Elle n’avait vraiment pas besoin de cela. Alors que l’économie mondiale panse ses plaies cahin-caha après une année 2020 inédite marquée par la pandémie (le Produit intérieur brut mondial a reculé de 3,4 %, soit une baisse de 3 000 milliards de dollars en termes réels), voilà qu’un énième variant pourrait endommager sa convalescence.
La nouvelle souche de covid-19 nommée Omicron présente un risque "très élevé" au plan mondial, a indiqué l’Organisation mondiale de la santé (OMS) dans une note technique aux 194 États membres, notamment en raison de certaines de ses - nombreuses - mutations. "Omicron est le variant le plus divergent ayant été détecté en quantités significatives jusqu’à présent au cours de la pandémie, ce qui soulève des inquiétudes quant au fait qu’il puisse être associé à une transmissibilité accrue, à une réduction significative de l’efficacité des vaccins et à un risque augmenté de réinfections", a ainsi expliqué le Centre européen de contrôle et de prévention des maladies (ECDC).

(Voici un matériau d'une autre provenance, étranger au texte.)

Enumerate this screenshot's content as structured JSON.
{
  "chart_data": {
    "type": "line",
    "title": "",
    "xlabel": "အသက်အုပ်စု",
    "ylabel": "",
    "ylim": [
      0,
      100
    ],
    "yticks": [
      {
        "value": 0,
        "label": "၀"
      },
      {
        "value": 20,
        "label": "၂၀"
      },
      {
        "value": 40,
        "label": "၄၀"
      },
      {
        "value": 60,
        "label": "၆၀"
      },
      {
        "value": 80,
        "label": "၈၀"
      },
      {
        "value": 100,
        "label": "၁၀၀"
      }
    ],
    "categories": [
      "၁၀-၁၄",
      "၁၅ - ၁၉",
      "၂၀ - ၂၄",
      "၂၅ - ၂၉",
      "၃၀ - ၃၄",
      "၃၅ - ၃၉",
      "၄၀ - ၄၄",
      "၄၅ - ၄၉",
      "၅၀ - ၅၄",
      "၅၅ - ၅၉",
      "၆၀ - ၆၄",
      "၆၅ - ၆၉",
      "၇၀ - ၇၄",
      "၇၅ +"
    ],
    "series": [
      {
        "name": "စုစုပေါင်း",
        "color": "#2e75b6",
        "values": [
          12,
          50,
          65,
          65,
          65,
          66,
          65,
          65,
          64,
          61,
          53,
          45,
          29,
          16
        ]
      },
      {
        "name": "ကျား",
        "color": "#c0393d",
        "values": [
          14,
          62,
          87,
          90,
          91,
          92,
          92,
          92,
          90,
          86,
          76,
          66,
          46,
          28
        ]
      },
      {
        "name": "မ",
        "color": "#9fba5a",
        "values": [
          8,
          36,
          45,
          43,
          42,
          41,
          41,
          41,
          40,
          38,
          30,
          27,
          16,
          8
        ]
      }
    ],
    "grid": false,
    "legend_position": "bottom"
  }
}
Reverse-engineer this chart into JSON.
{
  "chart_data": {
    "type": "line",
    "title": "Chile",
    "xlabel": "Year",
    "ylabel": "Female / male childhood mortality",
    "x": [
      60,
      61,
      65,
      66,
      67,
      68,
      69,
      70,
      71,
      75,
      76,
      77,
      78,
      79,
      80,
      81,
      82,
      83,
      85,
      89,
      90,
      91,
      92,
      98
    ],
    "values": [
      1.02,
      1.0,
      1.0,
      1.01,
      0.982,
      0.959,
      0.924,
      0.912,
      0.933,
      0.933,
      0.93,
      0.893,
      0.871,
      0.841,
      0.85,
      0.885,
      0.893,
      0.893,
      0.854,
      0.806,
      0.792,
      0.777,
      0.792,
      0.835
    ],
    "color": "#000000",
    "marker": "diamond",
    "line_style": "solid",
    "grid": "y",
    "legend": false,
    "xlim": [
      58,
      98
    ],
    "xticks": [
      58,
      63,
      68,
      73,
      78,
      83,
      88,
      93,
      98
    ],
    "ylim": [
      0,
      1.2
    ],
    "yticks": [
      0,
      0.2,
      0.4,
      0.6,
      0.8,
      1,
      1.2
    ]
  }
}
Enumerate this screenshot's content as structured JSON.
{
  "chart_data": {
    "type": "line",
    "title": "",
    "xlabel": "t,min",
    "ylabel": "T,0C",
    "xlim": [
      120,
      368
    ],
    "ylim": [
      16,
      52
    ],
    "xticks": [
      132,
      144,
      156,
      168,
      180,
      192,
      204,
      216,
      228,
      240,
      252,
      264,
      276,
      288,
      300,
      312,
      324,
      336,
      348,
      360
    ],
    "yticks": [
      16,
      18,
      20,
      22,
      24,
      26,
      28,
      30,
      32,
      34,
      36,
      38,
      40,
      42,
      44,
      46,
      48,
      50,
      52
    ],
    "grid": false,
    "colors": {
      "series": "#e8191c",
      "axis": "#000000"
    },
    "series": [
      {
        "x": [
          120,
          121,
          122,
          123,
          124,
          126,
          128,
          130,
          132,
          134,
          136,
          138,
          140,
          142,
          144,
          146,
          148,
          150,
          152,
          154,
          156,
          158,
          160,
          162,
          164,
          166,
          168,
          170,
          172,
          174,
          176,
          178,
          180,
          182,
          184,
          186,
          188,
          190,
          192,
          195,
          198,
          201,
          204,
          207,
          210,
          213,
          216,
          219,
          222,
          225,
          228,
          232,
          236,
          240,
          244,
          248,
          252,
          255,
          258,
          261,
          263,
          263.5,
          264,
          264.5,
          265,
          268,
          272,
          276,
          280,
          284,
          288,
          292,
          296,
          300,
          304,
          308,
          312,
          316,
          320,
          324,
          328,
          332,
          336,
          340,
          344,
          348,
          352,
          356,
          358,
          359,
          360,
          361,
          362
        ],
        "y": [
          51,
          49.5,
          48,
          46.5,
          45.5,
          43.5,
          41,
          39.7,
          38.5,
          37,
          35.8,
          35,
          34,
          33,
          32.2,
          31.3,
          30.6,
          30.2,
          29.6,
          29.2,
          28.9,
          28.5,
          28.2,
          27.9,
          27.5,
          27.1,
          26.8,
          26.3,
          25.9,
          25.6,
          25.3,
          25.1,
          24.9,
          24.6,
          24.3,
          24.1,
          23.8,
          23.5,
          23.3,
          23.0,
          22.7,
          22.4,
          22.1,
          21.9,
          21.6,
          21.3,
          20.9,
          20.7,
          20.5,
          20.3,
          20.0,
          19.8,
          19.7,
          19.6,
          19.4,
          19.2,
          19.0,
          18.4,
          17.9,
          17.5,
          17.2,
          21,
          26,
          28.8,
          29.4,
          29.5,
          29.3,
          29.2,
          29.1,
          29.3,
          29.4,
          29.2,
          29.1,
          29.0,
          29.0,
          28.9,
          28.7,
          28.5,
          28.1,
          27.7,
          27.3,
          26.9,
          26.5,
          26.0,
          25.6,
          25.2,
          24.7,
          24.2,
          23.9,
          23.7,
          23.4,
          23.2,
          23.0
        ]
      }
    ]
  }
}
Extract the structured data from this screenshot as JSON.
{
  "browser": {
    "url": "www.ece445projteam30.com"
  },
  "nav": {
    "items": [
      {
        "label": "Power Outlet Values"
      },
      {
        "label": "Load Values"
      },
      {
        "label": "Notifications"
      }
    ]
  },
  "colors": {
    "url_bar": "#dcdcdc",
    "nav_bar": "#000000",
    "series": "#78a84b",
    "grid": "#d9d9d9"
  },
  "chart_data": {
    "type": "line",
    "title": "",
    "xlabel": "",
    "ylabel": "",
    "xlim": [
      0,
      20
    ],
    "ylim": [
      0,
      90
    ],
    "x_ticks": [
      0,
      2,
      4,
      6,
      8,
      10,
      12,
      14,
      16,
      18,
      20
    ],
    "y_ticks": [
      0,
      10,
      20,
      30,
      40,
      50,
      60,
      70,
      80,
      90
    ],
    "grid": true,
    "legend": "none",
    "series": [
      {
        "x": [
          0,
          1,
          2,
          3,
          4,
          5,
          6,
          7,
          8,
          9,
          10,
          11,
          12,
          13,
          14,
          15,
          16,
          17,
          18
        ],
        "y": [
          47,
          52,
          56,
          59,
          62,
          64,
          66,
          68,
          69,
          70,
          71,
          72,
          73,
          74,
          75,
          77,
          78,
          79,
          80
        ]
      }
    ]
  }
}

Depuis l’arrivée des vaccins en début d’année, l’échappement immunitaire constituait l’un des principaux aléas baissiers sur la croissance. Bien qu'un tel risque ne se soit pas encore matérialisé, les données disponibles sur le nouveau variant étant jusqu’à présent insuffisantes, beaucoup de gouvernements ont donné un tour de vis à leurs mesures de restriction, notamment en fermant leurs frontières avec un plus ou moins grand nombre de pays – le Japon va interdire toutes les nouvelles entrées de ressortissants étrangers du monde entier à compter d'aujourd'hui et l'Australie a suspendu son projet de réouverture des frontières aux étudiants et aux travailleurs qualifiés.
Plusieurs éléments devront faire l’objet d’une attention particulière dans les semaines à venir pour savoir si le variant Omicron pesera sur le rebond de l’économie mondiale. "Il faudra déterminer s’il l'emporte sur le variant Delta dans les pays les plus touchés, savoir quel est le taux d’incidence du nouveau variant chez les personnes vaccinées et précédemment infectées et obtenir de nouvelles données pour déterminer les taux d'hospitalisation et de décès", analyse John Plassard, directeur adjoint chez Mirabaud & Cie qui prévoit des conséquences en termes de politique économique si jamais la situation devait empirer. "On voit mal comment la Banque centrale américaine pourrait accélérer son tapering et remonter ses taux d’intérêt à 3 reprises en 2022 (comme le pense désormais Goldman Sachs) si le nouveau variant Omicron devait amener plusieurs pays à refermer leurs frontières et à partiellement fermer leur économie", avance-t-il.
Le signal envoyé pourrait néanmoins s’avérer équivoque... "La question qui se pose aussi est de savoir si une mauvaise nouvelle est une bonne nouvelle (elle retarde la hausse des taux d'intérêt) ou si une mauvaise nouvelle est une mauvaise nouvelle (la Fed est coincée et ne peut pas relancer ou retarder l'assouplissement quantitatif en raison de l'inflation (pour l’instant) persistante", explique John Plassard.